Sangkar dan Rantai
Dalam buku Pemulihan Jiwa 4 ini, aku menemukan lagi istilah konsepsi
diri yang ternyata baru kupahami sekarang. Dulu, ketika masih sering
menonton anime, aku tak sengaja menonton salah satu episode anime XXX
Holic. Episode itu bercerita tentang dua orang kakak-adik kembar yang
kepribadiannya sangat berbeda meskipun wajah keduanya sama. Di episode
itu, ditunjukkan bahwa sang kakak adalah orang yang tidak percaya diri,
pemalu, penakut, dan ceroboh. Sementara sang adik adalah orang yang
supel, ceria, berbakat, dan percaya diri.
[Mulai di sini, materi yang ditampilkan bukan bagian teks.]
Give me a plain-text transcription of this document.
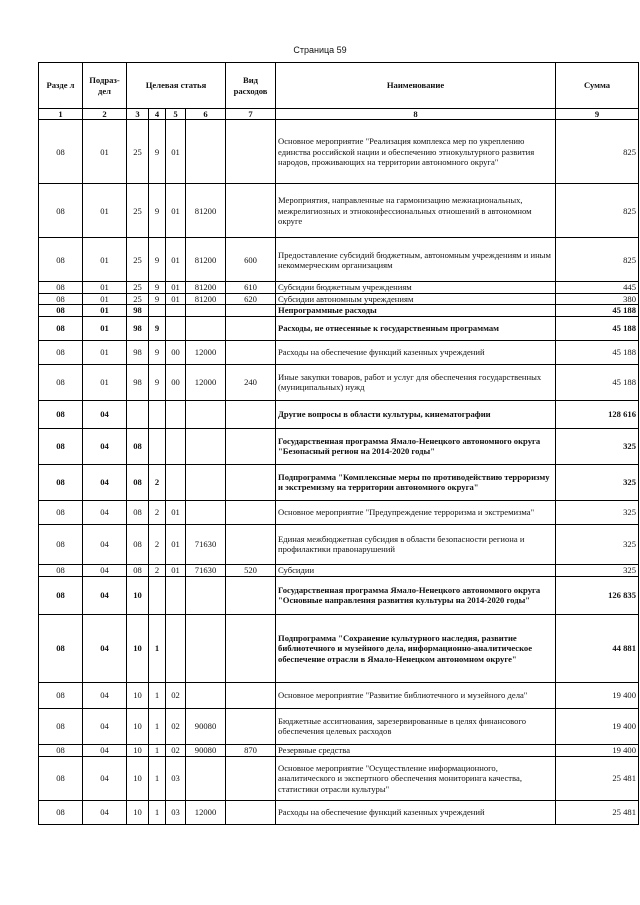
Страница 59
Разде л	Подраз- дел	Целевая статья				Вид расходов	Наименование	Сумма
1	2	3	4	5	6	7	8	9
08	01	25	9	01			Основное мероприятие "Реализация комплекса мер по укреплению единства российской нации и обеспечению этнокультурного развития народов, проживающих на территории автономного округа"	825
08	01	25	9	01	81200		Мероприятия, направленные на гармонизацию межнациональных, межрелигиозных и этноконфессиональных отношений в автономном округе	825
08	01	25	9	01	81200	600	Предоставление субсидий бюджетным, автономным учреждениям и иным некоммерческим организациям	825
08	01	25	9	01	81200	610	Субсидии бюджетным учреждениям	445
08	01	25	9	01	81200	620	Субсидии автономным учреждениям	380
08	01	98					Непрограммные расходы	45 188
08	01	98	9				Расходы, не отнесенные к государственным программам	45 188
08	01	98	9	00	12000		Расходы на обеспечение функций казенных учреждений	45 188
08	01	98	9	00	12000	240	Иные закупки товаров, работ и услуг для обеспечения государственных (муниципальных) нужд	45 188
08	04						Другие вопросы в области культуры, кинематографии	128 616
08	04	08					Государственная программа Ямало-Ненецкого автономного округа "Безопасный регион на 2014-2020 годы"	325
08	04	08	2				Подпрограмма "Комплексные меры по противодействию терроризму и экстремизму на территории автономного округа"	325
08	04	08	2	01			Основное мероприятие "Предупреждение терроризма и экстремизма"	325
08	04	08	2	01	71630		Единая межбюджетная субсидия в области безопасности региона и профилактики правонарушений	325
08	04	08	2	01	71630	520	Субсидии	325
08	04	10					Государственная программа Ямало-Ненецкого автономного округа "Основные направления развития культуры на 2014-2020 годы"	126 835
08	04	10	1				Подпрограмма "Сохранение культурного наследия, развитие библиотечного и музейного дела, информационно-аналитическое обеспечение отрасли в Ямало-Ненецком автономном округе"	44 881
08	04	10	1	02			Основное мероприятие "Развитие библиотечного и музейного дела"	19 400
08	04	10	1	02	90080		Бюджетные ассигнования, зарезервированные в целях финансового обеспечения целевых расходов	19 400
08	04	10	1	02	90080	870	Резервные средства	19 400
08	04	10	1	03			Основное мероприятие "Осуществление информационного, аналитического и экспертного обеспечения мониторинга качества, статистики отрасли культуры"	25 481
08	04	10	1	03	12000		Расходы на обеспечение функций казенных учреждений	25 481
Karakter keduanya ditunjukkan
dalam kejadian-kejadian dalam episode ini. Sang kakak ditunjukkan bahwa
dia selalu pesimis tiap akan melakukan sesuatu, selalu merasa dia tak
mungkin melampaui sang adik yang lebih segalanya dari dirinya. Sang
kakak yang menyukai seorang laki-laki pun, ketika tahu adiknya menyukai
orang yang sama pun langsung mundur karena merasa tak mungkin menang
dari sang adik. Pada episode ini, sang kakak disebut sebagai orang yang
telah terikat kata-katanya sendiri, diilustrasikan dengan benang-benang
yang mengikat dirinya hingga tak dapat bergerak. Ketika itu, sang kakak
yang sudah lelah dengan dirinya yang sekarang, mengajukan permintaan
untuk dapat berubah. Akhirnya sang kakak berhasil mengubah dirinya mulai
dari penampilan hingga kepribadian luarnya. Sang kakak ingin mencoba
banyak hal baru yang dulu selalu takut ia coba. Namun, ternyata sang
adik terlalu khawatir dan meragukan keputusan kakaknya. Sang kakak
terpengaruh ucapan adiknya hingga terjadilah apa yang adiknya takutkan.
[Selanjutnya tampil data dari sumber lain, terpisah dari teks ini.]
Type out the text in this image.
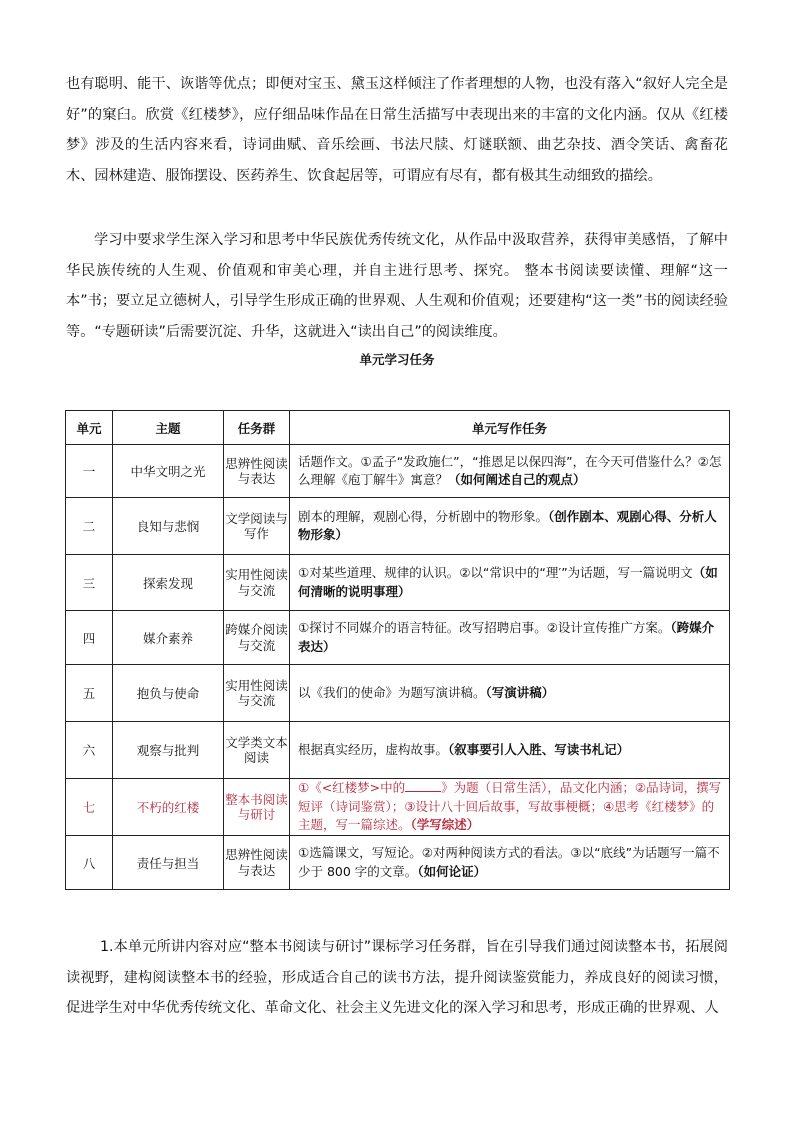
也有聪明、能干、诙谐等优点；即便对宝玉、黛玉这样倾注了作者理想的人物，也没有落入“叙好人完全是好”的窠臼。欣赏《红楼梦》，应仔细品味作品在日常生活描写中表现出来的丰富的文化内涵。仅从《红楼梦》涉及的生活内容来看，诗词曲赋、音乐绘画、书法尺牍、灯谜联额、曲艺杂技、酒令笑话、禽畜花木、园林建造、服饰摆设、医药养生、饮食起居等，可谓应有尽有，都有极其生动细致的描绘。

学习中要求学生深入学习和思考中华民族优秀传统文化，从作品中汲取营养，获得审美感悟，了解中华民族传统的人生观、价值观和审美心理，并自主进行思考、探究。 整本书阅读要读懂、理解“这一本”书；要立足立德树人，引导学生形成正确的世界观、人生观和价值观；还要建构“这一类”书的阅读经验等。“专题研读”后需要沉淀、升华，这就进入“读出自己”的阅读维度。

单元学习任务

单元	主题	任务群	单元写作任务
一	中华文明之光	思辨性阅读与表达	话题作文。①孟子“发政施仁”，“推恩足以保四海”，在今天可借鉴什么？②怎么理解《庖丁解牛》寓意？（如何阐述自己的观点）
二	良知与悲悯	文学阅读与写作	剧本的理解，观剧心得，分析剧中的物形象。（创作剧本、观剧心得、分析人物形象）
三	探索发现	实用性阅读与交流	①对某些道理、规律的认识。②以“常识中的“理′”为话题，写一篇说明文（如何清晰的说明事理）
四	媒介素养	跨媒介阅读与交流	①探讨不同媒介的语言特征。改写招聘启事。②设计宣传推广方案。（跨媒介表达）
五	抱负与使命	实用性阅读与交流	以《我们的使命》为题写演讲稿。（写演讲稿）
六	观察与批判	文学类文本阅读	根据真实经历，虚构故事。（叙事要引人入胜、写读书札记）
七	不朽的红楼	整本书阅读与研讨	①《<红楼梦>中的 》为题（日常生活），品文化内涵；②品诗词，撰写短评（诗词鉴赏）；③设计八十回后故事，写故事梗概；④思考《红楼梦》的主题，写一篇综述。（学写综述）
八	责任与担当	思辨性阅读与表达	①选篇课文，写短论。②对两种阅读方式的看法。③以“底线”为话题写一篇不少于 800 字的文章。（如何论证）

1.本单元所讲内容对应“整本书阅读与研讨”课标学习任务群，旨在引导我们通过阅读整本书，拓展阅读视野，建构阅读整本书的经验，形成适合自己的读书方法，提升阅读鉴赏能力，养成良好的阅读习惯，促进学生对中华优秀传统文化、革命文化、社会主义先进文化的深入学习和思考，形成正确的世界观、人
Kakaknya berubah kembali seperti dulu yang meyakini bahwa dirinya tidak
bisa apa-apa. Di bagian ini, ditunjukkan bahwa sang kakak adalah orang
yang terikat oleh kata-kata orang lain. Di akhir episode, ada sebuah
kalimat, “Ada dua jenis rantai tak terlihat yang dapat mengikat manusia.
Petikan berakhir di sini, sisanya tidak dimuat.